I absolutely agree with this and think that he'll have to write back
with more specific and definitive info before any resolution can be
made. However, I'm going to give the guy the benefit of the doubt and
say this is his first bug report ever on a free product where the
support is "you get what you pay for". Let's try to extrapolate some
things from his message...

> I have observed, since some days, xorg process takes too
> much time cpu. I didn't touch anything at all at my computer or files.
So, over the last couple days, for no particular reason, Xorg seems to
be taking up an inordinate amount of CPU. From the way he worded the
description and the lack of information, I'm going to guess that he's
not a hacker so he's not installing random packages here and there
that might cause problems. That makes it tougher as the reports will
tend to be more vague but it also means that there is likely less flux
in his system setup or deviation from the standard distro
configuration.

> I have Ubuntu Studio 7.1 and Nvidia Quadro FX 2500M.
Further evidence of newbiness: he just knows the basics and not all
enabled features. However, this may be important information. You
asked if he's using compositing. The only compositing manager I know
of is Compiz. According to DistroWatch.com Ubuntu Studio 7.1 doesn't
include Compiz[1], so probably not.

Here are my guesses:

1) Automatic updates installed new nVidia drivers, breaking OpenGL on
his system and causing a slowdown. (Pretty possible.)

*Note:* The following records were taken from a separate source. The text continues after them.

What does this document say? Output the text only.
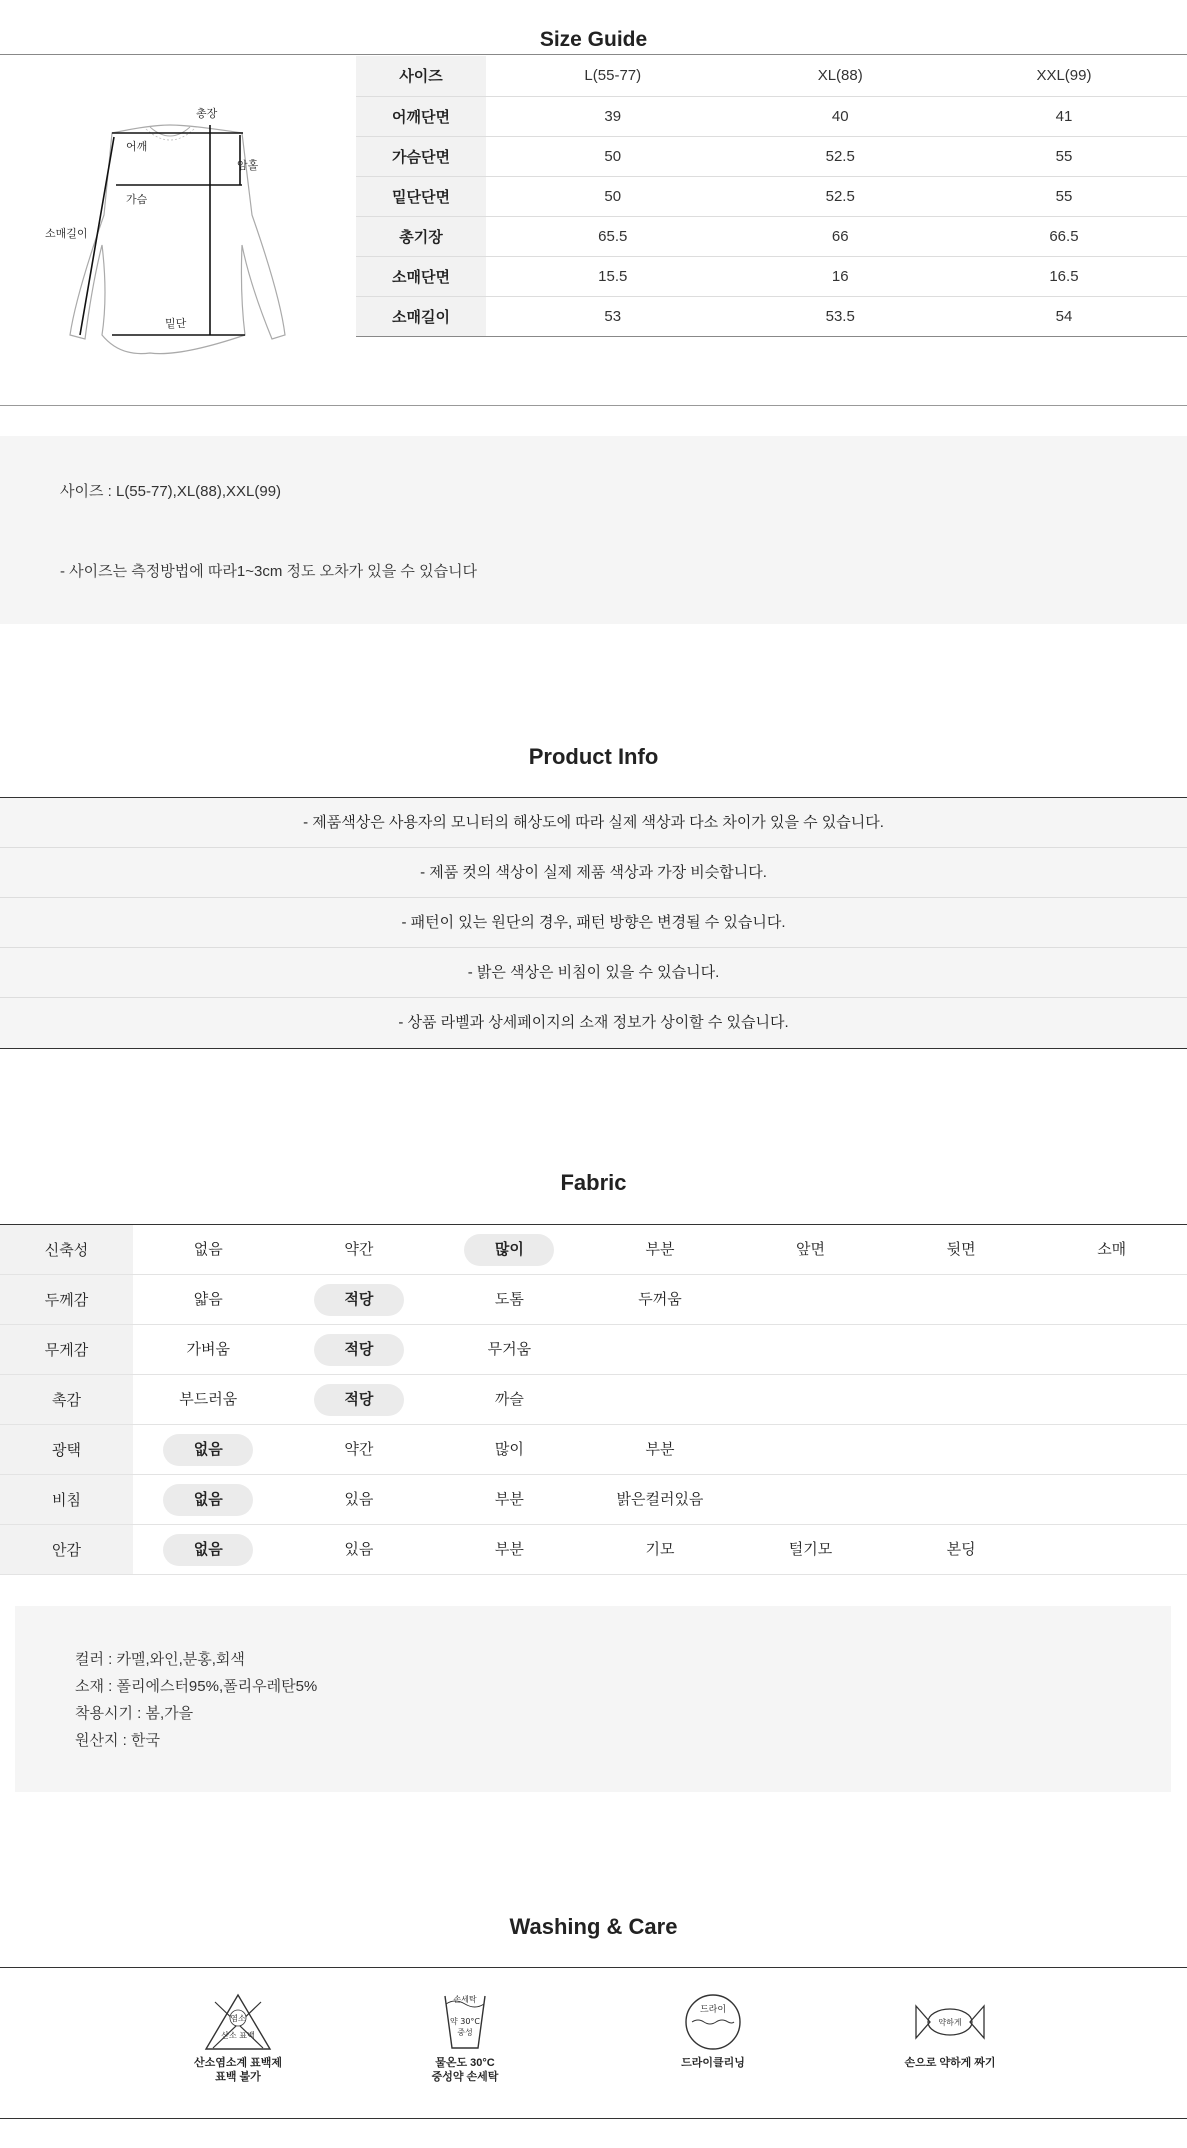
Size Guide
총장
어깨
암홀
가슴
소매길이
밑단
사이즈	L(55-77)	XL(88)	XXL(99)
어깨단면	39	40	41
가슴단면	50	52.5	55
밑단단면	50	52.5	55
총기장	65.5	66	66.5
소매단면	15.5	16	16.5
소매길이	53	53.5	54
사이즈 : L(55-77),XL(88),XXL(99)
- 사이즈는 측정방법에 따라1~3cm 정도 오차가 있을 수 있습니다
Product Info
- 제품색상은 사용자의 모니터의 해상도에 따라 실제 색상과 다소 차이가 있을 수 있습니다.
- 제품 컷의 색상이 실제 제품 색상과 가장 비슷합니다.
- 패턴이 있는 원단의 경우, 패턴 방향은 변경될 수 있습니다.
- 밝은 색상은 비침이 있을 수 있습니다.
- 상품 라벨과 상세페이지의 소재 정보가 상이할 수 있습니다.
Fabric
신축성	없음	약간	많이	부분	앞면	뒷면	소매
두께감	얇음	적당	도톰	두꺼움			
무게감	가벼움	적당	무거움				
촉감	부드러움	적당	까슬				
광택	없음	약간	많이	부분			
비침	없음	있음	부분	밝은컬러있음			
안감	없음	있음	부분	기모	털기모	본딩	
컬러 : 카멜,와인,분홍,회색
소재 : 폴리에스터95%,폴리우레탄5%
착용시기 : 봄,가을
원산지 : 한국
Washing & Care
염소
산소 표백
산소염소계 표백제
표백 불가
손세탁
약 30°C
중성
물온도 30°C
중성약 손세탁
드라이
드라이클리닝
약하게
손으로 약하게 짜기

2) A vulnerability was exploited on his system and someone is using it
for spamming or other network attacks that consume large amounts of
CPU, slowing things down. (Not too likely, I'd think, but not
impossible.)

3) He accidentally did something to cause his setup to be
half-working. (Also pretty possible.)

These are admittedly-poor guesses, but we didn't have much to go on.
In general, it's helpful for reports to include when or about when a
problem occurred and (more importantly) what may have happened between
the time before the problem appeared and after.

Logs are also useful. /var/log/Xorg.0.log is most likely to hold
interesting info in this case. He can't assume that you know
everything about his particular distro+hardware setup combination --
there are just too many!

So hopefully he'll write back (to the list!) with more info so that
someone can help, but give him at least one chance. (After that, oil
up the trebuchet and lob his flaming request back at full speed!)